İdk but if the a1-c4 leaper that isnt restricted is called zebra
I just invented 16 new pieces (observation)
Since I was thinking about implementing Superchess Magician and Xiangqi Knight myself, I hope @HGMuller can comment. How many variant pieces exist with no more differences than of this nature? How is this configured in variant engines?
Leaps that can be blocked are known as 'lame leaps', and pieces having only such moves as 'lame leapers'. The best known are the variants of the Knight: the well known Horse from Xiangqi (Chinese: 'Mao'), and the variants based on it: Moa and Moo. The Moa can be blocked on the diagonally adjacent squares, but the Moo is a 'multi-path lame leaper', which combines the moves of the Mao and the Moa. I've never seen a name for the piece that could be blocked by a single blocker either on the orthogonal or the diagonal square. But in Superchess the Archer has this moves (amongst others), and is a better example than the Mage (which has additional properties).

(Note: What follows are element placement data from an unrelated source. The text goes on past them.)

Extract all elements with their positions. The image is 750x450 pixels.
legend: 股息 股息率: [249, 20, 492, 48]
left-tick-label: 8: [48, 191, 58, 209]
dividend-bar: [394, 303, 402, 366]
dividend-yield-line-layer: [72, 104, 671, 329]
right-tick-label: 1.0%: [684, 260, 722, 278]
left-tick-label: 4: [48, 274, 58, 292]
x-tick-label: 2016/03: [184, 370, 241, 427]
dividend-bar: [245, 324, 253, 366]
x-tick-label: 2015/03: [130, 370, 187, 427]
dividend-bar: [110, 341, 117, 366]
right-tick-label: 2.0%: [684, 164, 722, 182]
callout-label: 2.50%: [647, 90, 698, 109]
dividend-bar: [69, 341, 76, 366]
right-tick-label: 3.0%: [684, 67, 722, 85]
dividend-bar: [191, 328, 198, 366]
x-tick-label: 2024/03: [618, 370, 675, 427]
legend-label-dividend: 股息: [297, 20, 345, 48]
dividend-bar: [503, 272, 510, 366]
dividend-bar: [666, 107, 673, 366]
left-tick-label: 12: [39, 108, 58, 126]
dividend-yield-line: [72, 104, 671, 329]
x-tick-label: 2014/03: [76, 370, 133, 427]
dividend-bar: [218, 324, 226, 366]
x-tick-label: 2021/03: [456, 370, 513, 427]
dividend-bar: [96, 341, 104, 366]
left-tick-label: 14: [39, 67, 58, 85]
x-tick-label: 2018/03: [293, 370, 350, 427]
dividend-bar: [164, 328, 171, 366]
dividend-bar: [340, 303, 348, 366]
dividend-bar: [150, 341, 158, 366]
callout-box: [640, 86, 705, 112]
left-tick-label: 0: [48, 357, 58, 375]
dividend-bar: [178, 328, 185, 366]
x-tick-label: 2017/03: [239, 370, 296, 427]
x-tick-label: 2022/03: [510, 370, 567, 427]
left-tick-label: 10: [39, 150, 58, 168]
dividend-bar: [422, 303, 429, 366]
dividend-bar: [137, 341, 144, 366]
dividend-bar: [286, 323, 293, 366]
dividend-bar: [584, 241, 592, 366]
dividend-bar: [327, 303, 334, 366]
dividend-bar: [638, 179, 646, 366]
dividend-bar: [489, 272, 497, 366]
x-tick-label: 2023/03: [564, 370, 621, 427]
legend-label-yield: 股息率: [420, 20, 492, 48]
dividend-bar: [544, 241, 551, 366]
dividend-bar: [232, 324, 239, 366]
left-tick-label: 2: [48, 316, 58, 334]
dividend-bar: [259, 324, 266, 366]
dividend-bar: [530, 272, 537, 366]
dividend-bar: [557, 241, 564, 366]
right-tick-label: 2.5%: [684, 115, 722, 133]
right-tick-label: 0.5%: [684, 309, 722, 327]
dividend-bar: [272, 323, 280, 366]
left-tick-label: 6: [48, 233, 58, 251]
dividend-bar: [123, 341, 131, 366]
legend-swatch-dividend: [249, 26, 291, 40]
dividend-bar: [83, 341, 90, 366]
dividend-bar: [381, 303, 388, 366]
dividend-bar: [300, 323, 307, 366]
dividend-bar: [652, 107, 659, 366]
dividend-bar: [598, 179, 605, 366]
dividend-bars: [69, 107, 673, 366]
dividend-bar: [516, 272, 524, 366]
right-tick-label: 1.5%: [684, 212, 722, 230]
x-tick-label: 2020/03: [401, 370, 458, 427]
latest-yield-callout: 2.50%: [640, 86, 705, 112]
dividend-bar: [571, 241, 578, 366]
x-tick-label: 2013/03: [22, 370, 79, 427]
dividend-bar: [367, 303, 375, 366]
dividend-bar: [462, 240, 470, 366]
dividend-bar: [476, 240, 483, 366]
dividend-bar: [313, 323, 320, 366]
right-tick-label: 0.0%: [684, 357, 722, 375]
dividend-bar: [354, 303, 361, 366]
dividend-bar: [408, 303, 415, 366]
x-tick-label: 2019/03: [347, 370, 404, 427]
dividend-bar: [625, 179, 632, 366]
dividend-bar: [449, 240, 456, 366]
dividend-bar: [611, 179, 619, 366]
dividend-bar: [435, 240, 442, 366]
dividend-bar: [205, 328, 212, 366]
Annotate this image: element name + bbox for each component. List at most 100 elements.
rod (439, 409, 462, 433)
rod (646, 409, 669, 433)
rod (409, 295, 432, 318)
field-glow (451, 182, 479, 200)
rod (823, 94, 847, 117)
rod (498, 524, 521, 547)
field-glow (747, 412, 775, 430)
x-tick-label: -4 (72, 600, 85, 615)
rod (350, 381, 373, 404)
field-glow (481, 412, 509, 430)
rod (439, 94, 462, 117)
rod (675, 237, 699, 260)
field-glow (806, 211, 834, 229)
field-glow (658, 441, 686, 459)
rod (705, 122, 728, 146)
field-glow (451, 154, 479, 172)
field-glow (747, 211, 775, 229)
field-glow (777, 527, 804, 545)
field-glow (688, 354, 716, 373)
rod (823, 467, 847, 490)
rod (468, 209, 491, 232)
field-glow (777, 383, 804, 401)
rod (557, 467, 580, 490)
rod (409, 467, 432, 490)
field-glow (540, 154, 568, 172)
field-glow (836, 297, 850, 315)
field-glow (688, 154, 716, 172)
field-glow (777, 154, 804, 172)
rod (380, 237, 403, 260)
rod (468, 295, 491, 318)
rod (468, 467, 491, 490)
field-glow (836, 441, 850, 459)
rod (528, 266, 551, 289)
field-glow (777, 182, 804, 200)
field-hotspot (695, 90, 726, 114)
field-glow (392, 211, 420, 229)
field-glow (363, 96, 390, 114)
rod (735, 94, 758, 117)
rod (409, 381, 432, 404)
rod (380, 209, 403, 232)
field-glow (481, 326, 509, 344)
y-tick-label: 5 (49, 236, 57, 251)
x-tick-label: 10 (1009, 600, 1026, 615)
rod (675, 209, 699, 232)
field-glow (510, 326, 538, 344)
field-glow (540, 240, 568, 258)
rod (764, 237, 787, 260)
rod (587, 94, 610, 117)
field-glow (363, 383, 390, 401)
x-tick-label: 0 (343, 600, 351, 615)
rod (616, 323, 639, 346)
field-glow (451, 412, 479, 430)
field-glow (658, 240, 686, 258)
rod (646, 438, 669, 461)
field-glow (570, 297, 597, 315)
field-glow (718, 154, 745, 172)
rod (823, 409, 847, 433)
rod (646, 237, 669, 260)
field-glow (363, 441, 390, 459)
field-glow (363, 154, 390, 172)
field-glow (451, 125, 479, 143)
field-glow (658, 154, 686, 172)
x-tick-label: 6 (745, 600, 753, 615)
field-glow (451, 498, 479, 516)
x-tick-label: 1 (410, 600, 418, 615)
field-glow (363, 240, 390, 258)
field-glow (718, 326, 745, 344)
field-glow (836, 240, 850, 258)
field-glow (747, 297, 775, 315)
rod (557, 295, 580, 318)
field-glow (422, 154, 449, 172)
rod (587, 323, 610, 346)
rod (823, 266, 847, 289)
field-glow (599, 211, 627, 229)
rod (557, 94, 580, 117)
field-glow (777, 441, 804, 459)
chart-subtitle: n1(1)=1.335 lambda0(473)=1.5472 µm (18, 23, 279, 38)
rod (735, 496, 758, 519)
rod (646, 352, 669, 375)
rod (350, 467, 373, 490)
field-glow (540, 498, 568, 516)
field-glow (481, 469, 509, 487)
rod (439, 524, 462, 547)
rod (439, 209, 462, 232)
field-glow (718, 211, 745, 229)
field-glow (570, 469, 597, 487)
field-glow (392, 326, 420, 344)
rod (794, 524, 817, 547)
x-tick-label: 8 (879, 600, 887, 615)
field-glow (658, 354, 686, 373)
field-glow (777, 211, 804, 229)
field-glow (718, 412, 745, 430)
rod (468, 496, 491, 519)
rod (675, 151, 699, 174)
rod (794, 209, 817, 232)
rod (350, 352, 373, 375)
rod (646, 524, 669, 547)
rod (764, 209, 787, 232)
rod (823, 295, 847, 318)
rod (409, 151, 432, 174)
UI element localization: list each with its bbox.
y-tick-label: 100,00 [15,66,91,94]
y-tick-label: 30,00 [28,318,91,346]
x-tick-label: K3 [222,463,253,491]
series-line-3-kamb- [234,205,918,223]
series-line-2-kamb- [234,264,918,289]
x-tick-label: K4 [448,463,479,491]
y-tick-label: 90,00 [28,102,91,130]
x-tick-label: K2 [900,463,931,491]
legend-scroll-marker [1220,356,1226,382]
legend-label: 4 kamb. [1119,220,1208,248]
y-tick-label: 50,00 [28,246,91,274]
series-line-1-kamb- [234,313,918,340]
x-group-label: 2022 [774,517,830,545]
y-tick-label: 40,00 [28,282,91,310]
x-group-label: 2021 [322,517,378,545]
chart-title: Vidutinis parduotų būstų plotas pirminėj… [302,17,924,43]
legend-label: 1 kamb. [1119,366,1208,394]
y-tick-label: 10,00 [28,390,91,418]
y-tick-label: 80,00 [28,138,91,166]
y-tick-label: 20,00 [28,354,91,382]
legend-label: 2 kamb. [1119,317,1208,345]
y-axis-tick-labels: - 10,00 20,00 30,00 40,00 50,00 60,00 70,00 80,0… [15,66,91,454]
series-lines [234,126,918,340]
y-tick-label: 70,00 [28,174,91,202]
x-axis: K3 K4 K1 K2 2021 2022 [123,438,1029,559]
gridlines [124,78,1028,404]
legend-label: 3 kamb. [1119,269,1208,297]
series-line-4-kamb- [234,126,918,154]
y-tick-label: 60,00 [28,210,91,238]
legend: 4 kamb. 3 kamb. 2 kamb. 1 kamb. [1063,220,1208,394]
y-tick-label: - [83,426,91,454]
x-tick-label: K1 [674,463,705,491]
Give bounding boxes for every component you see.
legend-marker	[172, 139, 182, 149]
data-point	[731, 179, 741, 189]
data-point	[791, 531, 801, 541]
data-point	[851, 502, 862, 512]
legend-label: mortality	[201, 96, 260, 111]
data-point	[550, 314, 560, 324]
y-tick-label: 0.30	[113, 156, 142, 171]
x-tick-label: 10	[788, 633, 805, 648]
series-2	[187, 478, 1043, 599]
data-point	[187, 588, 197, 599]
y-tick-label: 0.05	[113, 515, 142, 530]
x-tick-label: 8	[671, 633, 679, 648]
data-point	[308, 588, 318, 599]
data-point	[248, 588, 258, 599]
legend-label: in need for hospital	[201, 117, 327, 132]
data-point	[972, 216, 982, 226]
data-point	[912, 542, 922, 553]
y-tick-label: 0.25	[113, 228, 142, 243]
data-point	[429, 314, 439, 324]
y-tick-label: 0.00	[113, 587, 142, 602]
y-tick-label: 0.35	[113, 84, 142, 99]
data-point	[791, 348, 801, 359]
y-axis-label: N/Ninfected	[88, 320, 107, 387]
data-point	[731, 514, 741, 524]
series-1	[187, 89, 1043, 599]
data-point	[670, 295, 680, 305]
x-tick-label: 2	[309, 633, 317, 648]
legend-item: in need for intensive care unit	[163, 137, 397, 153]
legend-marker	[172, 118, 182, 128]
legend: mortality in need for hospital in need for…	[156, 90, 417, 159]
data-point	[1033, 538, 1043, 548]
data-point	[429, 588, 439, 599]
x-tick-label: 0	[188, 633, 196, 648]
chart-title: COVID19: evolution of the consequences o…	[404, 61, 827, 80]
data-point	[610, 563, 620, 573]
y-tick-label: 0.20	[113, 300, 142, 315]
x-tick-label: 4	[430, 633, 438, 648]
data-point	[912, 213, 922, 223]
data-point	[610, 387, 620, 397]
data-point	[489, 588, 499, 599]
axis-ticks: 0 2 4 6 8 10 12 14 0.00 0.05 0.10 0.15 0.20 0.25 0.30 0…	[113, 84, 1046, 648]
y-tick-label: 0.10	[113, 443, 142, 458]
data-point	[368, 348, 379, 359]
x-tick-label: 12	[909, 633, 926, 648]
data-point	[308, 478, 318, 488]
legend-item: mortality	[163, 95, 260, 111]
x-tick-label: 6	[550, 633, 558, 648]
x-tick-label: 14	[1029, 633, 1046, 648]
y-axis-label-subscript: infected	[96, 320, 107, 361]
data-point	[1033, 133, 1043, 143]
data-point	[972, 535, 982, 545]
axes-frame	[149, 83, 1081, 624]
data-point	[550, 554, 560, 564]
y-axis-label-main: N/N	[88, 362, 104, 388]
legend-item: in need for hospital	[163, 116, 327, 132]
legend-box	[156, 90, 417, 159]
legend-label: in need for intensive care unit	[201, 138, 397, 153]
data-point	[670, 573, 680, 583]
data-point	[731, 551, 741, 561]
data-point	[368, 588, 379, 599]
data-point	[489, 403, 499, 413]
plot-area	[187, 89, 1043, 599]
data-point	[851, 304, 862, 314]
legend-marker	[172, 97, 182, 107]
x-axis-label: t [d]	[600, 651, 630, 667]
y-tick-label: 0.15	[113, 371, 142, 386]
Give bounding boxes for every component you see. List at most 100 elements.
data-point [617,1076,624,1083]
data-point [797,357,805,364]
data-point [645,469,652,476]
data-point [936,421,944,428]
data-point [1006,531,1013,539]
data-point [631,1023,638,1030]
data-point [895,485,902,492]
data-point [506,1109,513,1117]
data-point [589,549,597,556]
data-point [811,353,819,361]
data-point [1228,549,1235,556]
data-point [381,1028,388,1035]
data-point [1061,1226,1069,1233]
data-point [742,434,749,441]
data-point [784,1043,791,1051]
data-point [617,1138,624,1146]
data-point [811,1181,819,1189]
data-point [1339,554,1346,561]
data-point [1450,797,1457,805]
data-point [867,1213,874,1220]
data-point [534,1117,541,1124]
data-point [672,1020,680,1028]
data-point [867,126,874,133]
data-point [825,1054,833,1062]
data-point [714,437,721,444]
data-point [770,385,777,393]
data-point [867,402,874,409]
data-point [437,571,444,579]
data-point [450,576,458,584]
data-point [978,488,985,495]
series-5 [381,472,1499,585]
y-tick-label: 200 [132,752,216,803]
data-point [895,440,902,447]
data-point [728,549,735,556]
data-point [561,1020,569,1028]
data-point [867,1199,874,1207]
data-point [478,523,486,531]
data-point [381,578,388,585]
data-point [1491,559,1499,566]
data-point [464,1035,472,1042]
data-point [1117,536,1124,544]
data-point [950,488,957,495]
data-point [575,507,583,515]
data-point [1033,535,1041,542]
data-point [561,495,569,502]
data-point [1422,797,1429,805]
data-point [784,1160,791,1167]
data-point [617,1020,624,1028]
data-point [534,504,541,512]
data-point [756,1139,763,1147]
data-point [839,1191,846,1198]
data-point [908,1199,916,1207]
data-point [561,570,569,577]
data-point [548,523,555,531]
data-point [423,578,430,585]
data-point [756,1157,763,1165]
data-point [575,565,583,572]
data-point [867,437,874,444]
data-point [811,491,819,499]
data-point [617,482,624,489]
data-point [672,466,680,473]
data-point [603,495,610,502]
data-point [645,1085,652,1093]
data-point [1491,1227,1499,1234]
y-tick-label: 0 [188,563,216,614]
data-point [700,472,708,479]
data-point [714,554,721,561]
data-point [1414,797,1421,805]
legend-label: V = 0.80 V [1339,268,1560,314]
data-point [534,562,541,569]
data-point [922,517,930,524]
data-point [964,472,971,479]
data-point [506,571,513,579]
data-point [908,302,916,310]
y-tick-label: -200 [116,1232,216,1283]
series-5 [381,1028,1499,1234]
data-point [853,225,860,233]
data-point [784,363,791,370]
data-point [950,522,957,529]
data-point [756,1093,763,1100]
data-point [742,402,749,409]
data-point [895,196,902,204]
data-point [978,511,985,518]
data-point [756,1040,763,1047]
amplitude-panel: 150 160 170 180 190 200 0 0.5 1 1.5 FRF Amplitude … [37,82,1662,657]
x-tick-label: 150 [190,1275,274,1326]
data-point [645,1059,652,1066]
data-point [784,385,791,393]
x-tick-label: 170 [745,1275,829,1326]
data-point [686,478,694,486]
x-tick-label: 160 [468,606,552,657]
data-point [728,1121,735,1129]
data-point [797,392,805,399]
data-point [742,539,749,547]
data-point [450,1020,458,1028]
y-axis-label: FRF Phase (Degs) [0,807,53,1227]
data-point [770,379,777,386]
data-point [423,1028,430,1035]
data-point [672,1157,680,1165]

By considering multi-path the number of pieces that move to Zebra destinations and touch only the squares you indicated would actually be 2^16 - 1.
The Elephant in Janggi (Korean Chess) is one of your 16 pieces, which first steps orthogonally, and then 2x diagonally outward.
There is a piece called Falcon (from the once-patented variant Falcon Chess) which combines the moves of a multi-path Camel and multi-path Zebra, each travelling through any of the three geometrically shortest paths consisting of three King steps.
I once read about 'Fat Pawns', which could not squeeze themselves between two occupied squares for capturing. This could be described as a multipath bent lame capture, sideway and then forward, or forward and then sideway.
As for configuring variant engines: in Fairy-Max moves can consist of two 'legs', with different 'rights' and direction. This can handle moves blockable on a single square, by first leaping to that square with move-only rights, and then leap to the destination. That is good enough for the Mao.
I think Sjaak II can handle some forms of lameness too, but I don't know which or how.
The Interactive Diagram accepts moves in XBetza notation. This allows specification of moves with arbitrarily many legs, by chaining King steps with a specified relative direction w.r.t. the previous step. That way you can define any path that the piece should follow to its destination (and where it thus can be blocked by a single blocker).
By considering multi-path the number of pieces that move to Zebra destinations and touch only the squares you indicated would actually be 2^16 - 1..
How exactly do you come to 2^16 - 1 here?
I assumed that one could make a compound of some of the 16 new pieces you just invented, where each of those 16 could or could not be included. And the -1 is to exclude that none would be included, as such a piece would have no moves at all, and thus not be able to move to the Zebra destinations.
But on second thought this is wrong, because some of the moves would be entirely included in the other, and combining those would give no extra possibilities compared to the least restrictive one. In particular the pure Zebra is upward compatible with any other.
There is an open-source version of Alpha Zero, called Leela (Chess) Zero.
But of course it cannot really play any variant. The claim that Alpha Zero could do this should be taken to mean that the algorithm it uses could also be applied to other variants. But it would be necessary to configure the program for that variant, which for most variants would require some programming effort to teach it the rules.
This is the reason that there are two versions of Leela Zero: one to play orthodox Chess, the other to play Go. These have different (but related) source code, as the rules for Go are quire different from those of Chess.
This situation is not all that different from what exists with 'classical' chess engines. These can play any variant too. Provided you change their code to generate moves according to the rules for that variant. The Fairy Stockfish project is an example of that.
A nasty thing about Alpha/Leela Zero is that you not only have to reconfiguer and partly rewrite it for handling a new variant, but that you then also have to train it. Which can take many years of CPU time.
A Knight can leap from h1 to g3 and it doesn't matter if g2 and h2 are vacant or occupied.
A Xiangqi Knight however, can only step from h1 to g3 if h2 is vacant.
There's a variant Superchess with a piece Magician, and that piece can do a Knight's move only if both g2 and h2 are vacant.
Then we have the Knightrider, it can move from h1 to f5, but it cannot leap over g3 if g3 isn't vacant. That's only because g3 is one of its landing squares.
So if we were inventing a piece that could step from a1 to c4, there are 4 squares in between. For each of these 4 squares, we can or cannot make it conditional that they are vacant, for the move a1-c4 to be legal. That's how I concluded that one could invent 2 * 2 * 2 * 2 = 16 almost similar pieces.
How often does it happen that, like with the Knight and Xiangqi Knight, pieces move the same but are different in how other squares must be vacant?